Agents based on Large Language Models (LLMs) are increasingly being deployed as interfaces to information on online platforms. These agents filter, prioritize, and synthesize information retrieved from the platforms' back-end databases or via web search. In these scenarios, LLM agents govern the information users receive, by drawing users' attention to particular instances of retrieved information at the expense of others. While much prior work has focused on biases in the information LLMs themselves generate, less attention has been paid to the factors that influence what information LLMs select and present to users. We hypothesize that when information is attributed to specific sources (e.g., particular publishers, journals, or platforms), current LLMs exhibit systematic latent source preferences- that is, they prioritize information from some sources over others.
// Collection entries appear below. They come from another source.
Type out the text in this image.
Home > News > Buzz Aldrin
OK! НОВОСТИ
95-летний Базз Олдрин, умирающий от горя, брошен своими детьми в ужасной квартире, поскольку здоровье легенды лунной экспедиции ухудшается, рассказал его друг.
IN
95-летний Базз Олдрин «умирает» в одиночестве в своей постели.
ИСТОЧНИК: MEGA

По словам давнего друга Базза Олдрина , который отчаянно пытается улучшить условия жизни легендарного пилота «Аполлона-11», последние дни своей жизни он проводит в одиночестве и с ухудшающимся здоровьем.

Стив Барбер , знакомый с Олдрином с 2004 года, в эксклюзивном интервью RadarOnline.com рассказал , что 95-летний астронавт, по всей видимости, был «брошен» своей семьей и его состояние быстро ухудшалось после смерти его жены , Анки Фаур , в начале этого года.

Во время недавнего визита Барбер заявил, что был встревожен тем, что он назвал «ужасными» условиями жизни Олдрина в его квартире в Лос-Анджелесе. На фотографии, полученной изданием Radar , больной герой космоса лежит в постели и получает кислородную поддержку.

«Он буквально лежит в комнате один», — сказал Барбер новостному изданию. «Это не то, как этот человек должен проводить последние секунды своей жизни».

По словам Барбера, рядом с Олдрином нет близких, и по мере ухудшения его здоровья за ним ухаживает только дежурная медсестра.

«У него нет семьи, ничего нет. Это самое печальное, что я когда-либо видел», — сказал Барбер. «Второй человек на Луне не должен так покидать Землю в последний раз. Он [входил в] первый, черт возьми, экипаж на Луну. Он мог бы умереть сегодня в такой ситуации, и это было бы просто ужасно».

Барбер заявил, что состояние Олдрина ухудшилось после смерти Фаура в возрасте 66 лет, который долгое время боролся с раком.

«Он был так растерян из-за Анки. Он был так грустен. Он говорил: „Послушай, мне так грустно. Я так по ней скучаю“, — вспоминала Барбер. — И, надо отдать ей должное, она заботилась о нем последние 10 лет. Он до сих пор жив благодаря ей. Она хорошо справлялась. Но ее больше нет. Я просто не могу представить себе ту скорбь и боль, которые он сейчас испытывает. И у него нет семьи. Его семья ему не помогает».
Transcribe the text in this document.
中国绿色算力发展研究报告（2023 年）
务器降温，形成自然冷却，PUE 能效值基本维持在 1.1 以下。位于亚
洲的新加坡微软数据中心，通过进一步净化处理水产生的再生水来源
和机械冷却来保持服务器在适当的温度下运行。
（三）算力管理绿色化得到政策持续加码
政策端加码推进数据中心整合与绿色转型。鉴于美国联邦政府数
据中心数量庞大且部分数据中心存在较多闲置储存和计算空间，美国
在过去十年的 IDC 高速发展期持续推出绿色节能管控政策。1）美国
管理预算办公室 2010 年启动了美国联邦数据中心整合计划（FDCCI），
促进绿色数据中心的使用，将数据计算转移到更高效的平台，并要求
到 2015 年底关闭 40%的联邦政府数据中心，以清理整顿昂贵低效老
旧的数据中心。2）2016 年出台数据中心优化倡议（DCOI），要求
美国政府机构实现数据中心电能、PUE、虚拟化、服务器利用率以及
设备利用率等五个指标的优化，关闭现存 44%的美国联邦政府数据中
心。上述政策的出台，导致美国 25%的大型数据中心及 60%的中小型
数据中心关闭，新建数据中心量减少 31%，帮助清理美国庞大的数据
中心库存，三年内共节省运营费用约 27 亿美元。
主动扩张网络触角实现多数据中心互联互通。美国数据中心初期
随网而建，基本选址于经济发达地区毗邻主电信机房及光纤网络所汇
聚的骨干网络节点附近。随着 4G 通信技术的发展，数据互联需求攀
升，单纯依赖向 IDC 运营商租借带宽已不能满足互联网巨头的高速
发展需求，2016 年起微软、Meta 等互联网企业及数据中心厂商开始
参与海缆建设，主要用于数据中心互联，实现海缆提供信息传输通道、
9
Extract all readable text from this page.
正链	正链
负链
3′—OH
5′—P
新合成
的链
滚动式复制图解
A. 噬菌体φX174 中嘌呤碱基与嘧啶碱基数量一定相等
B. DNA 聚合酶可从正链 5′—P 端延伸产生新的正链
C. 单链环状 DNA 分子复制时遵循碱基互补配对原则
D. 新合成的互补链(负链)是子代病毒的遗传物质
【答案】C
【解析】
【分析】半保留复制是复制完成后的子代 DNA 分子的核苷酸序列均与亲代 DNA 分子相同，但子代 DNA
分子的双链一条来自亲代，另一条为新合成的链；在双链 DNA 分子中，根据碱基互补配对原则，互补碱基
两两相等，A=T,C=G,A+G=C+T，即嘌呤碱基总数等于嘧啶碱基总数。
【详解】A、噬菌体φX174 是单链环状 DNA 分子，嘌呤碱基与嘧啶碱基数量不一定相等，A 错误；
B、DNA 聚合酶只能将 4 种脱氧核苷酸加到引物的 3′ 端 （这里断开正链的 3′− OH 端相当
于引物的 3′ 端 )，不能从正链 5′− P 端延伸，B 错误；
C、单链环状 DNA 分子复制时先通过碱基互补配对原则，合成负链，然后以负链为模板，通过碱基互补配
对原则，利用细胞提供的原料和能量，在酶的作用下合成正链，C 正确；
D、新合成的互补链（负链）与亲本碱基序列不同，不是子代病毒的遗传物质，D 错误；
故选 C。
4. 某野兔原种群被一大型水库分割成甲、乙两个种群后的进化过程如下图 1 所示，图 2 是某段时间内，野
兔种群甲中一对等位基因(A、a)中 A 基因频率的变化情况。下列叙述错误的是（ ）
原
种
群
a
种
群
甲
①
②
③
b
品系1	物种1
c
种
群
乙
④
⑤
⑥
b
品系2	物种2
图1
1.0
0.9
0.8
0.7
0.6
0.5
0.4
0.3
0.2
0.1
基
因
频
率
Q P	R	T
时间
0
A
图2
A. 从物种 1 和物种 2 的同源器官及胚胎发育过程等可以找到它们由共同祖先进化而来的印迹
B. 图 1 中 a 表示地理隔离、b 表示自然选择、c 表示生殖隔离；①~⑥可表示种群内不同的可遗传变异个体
Through controlled experiments on twelve LLMs from six model providers, spanning both synthetic and real-world tasks, we find that several models consistently exhibit strong and predictable source preferences. These preferences are sensitive to contextual framing, can outweigh the influence of content itself, and persist despite explicit prompting to avoid them. They also help explain phenomena such as the observed left-leaning skew in news recommendations in prior work. Our findings advocate for deeper investigation into the origins of these preferences, as well as for mechanisms that provide users with transparency and control over the biases guiding LLM-powered agents.